Martine Jean
I'm a fifth year student in the History and African-American Studies Departments. I completed my undergraduate degree at Brooklyn College in New York where I majored in History and Africana Studies. My dissertation, "Police and Citizen: Social Mobility and Social Control in the Brazilian Police Force, Rio de Janeiro, 1907-1960," examines Brazilian state formation through the persona of Rio's policemen as state agents and as common citizens while considering the possibility of the force as a vehicle for social mobility to the working class. This dissertation interrogates how social control was practiced in Rio de Janeiro from 1907 to 1960 through the recruitment of elements of the working class in this state apparatus. This analytical approach bridges the gap between scholarship on Rio's police and broader examinations of the lower classes' relationships to the state thus challenging earlier studies of race, gender, and class that failed to look at the participants in state projects of order.

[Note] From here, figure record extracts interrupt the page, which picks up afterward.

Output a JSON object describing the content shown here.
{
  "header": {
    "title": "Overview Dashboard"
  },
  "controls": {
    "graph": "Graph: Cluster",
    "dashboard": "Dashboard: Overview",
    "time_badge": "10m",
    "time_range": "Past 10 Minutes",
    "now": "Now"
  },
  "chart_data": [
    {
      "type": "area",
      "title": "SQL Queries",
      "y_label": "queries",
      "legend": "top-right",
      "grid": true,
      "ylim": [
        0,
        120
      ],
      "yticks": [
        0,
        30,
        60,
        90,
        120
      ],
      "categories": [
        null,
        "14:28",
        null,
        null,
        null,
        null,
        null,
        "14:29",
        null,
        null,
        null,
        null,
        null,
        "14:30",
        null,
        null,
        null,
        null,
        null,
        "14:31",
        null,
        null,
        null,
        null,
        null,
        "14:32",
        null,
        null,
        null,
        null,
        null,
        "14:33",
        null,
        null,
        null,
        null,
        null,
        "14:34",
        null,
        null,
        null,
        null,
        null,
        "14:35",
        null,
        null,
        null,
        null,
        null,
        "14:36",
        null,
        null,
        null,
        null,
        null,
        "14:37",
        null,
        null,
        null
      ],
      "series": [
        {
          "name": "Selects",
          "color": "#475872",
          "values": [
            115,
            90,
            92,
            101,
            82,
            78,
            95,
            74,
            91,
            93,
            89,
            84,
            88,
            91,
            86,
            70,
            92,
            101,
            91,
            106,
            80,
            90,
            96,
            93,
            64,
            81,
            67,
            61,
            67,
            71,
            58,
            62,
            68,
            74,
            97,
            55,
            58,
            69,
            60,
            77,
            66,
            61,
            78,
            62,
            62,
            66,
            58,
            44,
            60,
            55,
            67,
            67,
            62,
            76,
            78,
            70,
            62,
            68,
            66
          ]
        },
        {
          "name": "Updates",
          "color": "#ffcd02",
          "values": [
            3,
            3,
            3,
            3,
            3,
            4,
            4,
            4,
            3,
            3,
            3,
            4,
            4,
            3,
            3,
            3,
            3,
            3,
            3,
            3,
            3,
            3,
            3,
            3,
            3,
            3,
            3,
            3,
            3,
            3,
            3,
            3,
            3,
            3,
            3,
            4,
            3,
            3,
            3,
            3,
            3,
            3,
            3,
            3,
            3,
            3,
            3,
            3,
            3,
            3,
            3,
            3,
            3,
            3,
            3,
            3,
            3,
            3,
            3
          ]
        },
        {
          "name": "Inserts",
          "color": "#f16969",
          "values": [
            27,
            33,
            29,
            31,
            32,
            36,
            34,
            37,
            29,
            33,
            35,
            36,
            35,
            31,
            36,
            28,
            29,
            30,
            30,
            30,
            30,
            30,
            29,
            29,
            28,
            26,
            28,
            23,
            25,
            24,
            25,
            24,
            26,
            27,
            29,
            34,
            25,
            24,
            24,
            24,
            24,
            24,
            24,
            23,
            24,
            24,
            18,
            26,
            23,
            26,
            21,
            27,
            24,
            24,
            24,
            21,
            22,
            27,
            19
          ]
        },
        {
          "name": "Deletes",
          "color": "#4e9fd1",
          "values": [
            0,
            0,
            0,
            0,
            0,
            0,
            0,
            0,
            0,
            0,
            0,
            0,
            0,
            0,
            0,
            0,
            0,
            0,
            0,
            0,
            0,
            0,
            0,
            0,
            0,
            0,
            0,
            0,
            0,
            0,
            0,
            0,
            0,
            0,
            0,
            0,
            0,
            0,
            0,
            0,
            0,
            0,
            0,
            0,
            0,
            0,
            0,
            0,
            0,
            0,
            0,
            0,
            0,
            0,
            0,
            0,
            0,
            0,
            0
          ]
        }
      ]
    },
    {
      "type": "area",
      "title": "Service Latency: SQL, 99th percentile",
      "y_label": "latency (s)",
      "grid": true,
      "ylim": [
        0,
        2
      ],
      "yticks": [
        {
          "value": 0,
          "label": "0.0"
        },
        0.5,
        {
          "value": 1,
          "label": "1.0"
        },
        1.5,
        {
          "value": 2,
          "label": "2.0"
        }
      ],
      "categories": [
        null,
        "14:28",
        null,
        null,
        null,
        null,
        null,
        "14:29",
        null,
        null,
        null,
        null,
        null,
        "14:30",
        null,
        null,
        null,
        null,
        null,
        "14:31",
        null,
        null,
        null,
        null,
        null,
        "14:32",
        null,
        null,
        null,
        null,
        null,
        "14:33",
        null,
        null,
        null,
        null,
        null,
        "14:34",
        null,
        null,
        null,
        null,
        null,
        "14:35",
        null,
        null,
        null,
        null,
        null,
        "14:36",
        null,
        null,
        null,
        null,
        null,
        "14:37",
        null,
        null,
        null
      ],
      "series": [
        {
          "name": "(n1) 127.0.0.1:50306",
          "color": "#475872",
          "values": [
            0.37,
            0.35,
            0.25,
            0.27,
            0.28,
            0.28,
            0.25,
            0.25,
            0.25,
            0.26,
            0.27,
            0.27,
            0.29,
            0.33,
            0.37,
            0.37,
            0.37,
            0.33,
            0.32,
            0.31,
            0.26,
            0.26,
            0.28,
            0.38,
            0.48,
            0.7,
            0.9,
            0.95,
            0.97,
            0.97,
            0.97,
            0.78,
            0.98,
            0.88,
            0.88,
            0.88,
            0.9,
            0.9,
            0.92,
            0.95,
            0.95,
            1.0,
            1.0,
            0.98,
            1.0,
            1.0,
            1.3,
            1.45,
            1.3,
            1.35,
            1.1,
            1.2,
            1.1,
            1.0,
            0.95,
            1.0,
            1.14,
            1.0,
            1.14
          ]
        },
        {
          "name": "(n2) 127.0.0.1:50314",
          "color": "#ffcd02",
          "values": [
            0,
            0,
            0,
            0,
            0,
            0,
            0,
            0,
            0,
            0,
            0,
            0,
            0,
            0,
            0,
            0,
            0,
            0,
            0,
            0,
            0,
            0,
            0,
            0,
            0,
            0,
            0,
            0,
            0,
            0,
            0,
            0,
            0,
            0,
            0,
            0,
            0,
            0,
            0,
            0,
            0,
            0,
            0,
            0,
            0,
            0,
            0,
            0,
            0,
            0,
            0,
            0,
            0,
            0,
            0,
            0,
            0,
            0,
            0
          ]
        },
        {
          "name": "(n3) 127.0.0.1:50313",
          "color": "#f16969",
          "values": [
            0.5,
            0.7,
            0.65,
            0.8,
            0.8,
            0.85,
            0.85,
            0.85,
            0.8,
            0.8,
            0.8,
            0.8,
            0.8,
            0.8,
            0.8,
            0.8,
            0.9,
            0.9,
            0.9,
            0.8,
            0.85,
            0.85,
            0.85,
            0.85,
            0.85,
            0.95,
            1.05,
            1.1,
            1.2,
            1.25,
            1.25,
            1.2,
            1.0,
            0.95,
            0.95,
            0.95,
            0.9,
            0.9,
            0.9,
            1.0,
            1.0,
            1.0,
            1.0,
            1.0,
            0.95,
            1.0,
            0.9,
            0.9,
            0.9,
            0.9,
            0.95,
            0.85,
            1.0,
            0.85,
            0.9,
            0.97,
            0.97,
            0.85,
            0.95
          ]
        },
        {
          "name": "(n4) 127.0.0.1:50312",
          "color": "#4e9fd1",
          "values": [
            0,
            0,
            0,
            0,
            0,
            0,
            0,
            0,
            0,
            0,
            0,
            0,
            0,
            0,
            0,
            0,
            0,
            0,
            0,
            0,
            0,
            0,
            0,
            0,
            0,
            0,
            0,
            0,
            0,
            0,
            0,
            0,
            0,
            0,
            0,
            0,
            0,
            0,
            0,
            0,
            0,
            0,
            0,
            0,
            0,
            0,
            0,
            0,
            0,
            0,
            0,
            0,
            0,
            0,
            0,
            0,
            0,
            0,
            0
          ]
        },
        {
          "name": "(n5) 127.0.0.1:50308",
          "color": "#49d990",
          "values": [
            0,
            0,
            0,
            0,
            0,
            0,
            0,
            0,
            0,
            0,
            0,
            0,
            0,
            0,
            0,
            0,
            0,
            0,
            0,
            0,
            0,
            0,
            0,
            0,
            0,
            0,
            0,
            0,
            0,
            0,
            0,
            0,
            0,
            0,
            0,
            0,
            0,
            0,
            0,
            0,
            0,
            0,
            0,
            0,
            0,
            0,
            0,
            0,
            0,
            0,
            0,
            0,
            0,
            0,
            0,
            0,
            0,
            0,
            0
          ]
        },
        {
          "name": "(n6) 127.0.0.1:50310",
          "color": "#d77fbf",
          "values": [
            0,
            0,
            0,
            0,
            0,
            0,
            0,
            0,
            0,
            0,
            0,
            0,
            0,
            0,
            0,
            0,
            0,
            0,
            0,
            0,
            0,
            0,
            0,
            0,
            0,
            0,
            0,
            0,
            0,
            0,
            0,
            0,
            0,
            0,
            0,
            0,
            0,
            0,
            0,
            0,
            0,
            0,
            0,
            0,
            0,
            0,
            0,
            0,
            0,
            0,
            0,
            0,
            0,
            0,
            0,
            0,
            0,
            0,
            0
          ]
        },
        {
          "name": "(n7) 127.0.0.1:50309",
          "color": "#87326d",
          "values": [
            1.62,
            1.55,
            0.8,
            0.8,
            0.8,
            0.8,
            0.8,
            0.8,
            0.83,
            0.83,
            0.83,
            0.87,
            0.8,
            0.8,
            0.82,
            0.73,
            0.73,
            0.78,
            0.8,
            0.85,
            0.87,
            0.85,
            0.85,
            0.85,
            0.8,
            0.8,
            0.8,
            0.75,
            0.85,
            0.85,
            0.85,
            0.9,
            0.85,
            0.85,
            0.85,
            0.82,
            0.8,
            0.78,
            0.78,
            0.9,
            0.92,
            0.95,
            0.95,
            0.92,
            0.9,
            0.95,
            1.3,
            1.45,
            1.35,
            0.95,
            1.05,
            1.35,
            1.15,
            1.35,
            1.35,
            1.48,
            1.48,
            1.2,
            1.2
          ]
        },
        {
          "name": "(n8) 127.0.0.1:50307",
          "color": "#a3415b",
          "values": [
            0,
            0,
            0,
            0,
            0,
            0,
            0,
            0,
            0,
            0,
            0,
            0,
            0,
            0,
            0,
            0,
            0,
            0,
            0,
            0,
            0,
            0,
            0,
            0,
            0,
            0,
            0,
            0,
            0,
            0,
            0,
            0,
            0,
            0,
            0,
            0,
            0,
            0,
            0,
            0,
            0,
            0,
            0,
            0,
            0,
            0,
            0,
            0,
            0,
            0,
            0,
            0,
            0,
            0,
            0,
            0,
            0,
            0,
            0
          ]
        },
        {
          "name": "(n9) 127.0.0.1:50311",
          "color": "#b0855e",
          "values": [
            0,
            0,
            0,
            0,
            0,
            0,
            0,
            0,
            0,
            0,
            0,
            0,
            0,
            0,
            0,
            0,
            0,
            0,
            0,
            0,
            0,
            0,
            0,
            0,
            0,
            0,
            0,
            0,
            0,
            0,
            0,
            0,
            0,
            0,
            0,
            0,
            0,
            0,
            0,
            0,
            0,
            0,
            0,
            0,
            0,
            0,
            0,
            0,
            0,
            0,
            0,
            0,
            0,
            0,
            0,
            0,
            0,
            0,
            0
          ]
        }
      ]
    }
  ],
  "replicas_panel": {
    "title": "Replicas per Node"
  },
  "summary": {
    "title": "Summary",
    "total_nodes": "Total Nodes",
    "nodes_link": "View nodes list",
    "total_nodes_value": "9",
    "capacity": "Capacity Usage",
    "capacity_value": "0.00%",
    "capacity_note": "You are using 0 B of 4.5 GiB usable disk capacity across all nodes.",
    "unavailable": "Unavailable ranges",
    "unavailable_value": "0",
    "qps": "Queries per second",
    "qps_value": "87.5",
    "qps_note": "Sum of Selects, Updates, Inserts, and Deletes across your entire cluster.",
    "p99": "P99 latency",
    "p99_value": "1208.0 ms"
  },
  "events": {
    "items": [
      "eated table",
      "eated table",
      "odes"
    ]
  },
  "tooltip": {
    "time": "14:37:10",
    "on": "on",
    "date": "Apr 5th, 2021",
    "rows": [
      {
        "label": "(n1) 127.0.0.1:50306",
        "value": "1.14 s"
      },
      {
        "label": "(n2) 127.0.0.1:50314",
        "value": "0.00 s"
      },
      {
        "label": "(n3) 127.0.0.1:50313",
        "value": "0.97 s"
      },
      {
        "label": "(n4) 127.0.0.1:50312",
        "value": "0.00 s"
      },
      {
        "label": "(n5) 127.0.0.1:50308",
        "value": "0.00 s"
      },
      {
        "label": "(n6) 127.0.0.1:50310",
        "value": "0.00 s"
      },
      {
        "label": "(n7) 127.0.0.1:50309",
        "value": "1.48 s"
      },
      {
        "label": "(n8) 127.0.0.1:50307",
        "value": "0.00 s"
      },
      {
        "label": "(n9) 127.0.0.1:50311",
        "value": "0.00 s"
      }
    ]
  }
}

The research is mainly based on criminal records and archives of the police.
My dissertation committee consists of Stuart Schwartz, Gilbert Joseph, and Paul Gilroy. My academic and research interests include: Modern Latin America and the Caribbean, Post Emancipation Societies in the Americas, Modern Brazilian History, Post-Colonial State and Racial Formation, Urban History, and Law Enforcement Institutions.